TRIBUNNEWS.COM, WINA - Kepala Badan Intelijen dan Keamanan Austria (DSN) Omar Haijawi-Pirchner memperingatkan kemungkinan kerusuhan di negara itu di tengah kemungkinan krisis energi musim gugur ini.
"Kami belum melihat kerusuhan di jalanan.
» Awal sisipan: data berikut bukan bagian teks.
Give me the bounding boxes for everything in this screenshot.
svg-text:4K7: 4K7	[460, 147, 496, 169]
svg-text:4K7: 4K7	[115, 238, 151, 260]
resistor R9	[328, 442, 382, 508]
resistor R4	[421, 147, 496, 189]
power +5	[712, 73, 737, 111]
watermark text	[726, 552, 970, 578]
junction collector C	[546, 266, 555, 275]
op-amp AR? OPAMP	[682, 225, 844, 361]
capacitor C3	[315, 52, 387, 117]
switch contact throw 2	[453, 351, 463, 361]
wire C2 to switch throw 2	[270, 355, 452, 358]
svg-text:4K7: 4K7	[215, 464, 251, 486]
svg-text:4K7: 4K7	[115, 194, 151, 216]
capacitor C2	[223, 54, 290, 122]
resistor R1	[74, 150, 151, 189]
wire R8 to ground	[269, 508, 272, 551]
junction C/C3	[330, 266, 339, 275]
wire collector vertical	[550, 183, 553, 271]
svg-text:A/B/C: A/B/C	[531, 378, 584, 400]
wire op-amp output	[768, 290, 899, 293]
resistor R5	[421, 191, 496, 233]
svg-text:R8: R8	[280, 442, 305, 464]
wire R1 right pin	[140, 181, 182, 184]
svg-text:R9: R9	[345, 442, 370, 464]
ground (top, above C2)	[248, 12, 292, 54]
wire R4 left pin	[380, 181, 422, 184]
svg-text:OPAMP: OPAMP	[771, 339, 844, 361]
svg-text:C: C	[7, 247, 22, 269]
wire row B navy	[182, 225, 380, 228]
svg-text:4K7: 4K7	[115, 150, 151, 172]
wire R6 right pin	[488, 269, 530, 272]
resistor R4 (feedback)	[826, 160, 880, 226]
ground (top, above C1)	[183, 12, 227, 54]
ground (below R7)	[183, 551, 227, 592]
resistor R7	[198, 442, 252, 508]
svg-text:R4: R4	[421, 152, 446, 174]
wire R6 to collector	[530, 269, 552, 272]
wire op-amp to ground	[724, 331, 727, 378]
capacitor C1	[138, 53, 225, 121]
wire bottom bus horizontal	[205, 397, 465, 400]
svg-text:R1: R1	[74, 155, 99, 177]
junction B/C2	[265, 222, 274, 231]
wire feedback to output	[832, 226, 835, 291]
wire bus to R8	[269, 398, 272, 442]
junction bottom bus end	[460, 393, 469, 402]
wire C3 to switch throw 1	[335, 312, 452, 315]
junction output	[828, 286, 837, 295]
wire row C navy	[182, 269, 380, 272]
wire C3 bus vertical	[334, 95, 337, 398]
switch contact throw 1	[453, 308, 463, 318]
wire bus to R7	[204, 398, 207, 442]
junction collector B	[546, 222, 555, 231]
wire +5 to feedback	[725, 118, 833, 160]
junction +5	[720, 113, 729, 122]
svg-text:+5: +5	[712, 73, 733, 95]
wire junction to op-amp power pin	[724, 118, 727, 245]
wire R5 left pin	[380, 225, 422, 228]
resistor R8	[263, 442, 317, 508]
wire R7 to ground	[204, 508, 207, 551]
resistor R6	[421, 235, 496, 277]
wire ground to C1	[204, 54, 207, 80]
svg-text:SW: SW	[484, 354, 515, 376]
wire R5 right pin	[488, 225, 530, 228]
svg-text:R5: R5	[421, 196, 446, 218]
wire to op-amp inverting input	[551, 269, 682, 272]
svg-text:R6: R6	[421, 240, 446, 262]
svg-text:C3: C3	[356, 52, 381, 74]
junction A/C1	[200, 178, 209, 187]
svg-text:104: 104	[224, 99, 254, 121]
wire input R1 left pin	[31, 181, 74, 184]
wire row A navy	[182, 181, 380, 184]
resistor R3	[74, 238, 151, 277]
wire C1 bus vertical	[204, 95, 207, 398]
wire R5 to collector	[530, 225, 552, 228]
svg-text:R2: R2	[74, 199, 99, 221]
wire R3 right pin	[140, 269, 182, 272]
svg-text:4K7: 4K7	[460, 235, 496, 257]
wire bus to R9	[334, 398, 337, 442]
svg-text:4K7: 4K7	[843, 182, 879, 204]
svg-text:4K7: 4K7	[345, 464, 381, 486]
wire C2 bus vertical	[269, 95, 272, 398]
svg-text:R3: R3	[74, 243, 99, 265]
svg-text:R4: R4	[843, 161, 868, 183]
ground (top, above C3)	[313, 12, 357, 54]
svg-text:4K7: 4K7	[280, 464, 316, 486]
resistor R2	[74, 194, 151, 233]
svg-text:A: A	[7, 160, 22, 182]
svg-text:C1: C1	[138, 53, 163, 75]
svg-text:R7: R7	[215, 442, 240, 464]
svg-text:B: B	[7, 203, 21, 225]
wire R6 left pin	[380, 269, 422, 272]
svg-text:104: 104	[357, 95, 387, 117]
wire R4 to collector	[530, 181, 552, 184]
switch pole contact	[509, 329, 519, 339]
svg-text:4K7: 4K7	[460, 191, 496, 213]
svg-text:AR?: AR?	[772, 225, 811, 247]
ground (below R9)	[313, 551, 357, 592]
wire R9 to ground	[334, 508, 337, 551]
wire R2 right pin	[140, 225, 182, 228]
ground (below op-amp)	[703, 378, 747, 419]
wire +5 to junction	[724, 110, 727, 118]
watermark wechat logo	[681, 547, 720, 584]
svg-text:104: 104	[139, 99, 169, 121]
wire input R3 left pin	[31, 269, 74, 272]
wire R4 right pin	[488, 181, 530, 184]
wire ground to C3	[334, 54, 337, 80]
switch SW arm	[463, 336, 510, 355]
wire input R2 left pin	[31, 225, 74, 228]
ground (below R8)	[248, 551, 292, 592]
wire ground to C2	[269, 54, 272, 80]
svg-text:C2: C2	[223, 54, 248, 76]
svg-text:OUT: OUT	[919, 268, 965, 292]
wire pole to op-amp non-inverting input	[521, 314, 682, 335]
Tapi kebencian di internet jelas meningkat,” katanya memperingatkan dikutip Sputniknews, Kamis (28/7/2022).
“Setiap krisis berarti keputusasaan bagi sebagian orang pertama-tama dapat berubah menjadi tindakan verbal dan kemudian bahkan menjadi kekerasan," lanjut Haijawi-Pirchner kepada surat kabar Austria, Kronen Zeitung.
Ia menjawab pertanyaan apakah dinas keamanan memiliki perkiraan potensi kerusuhan di musim gugur atas latar belakang kemungkinan krisis energi.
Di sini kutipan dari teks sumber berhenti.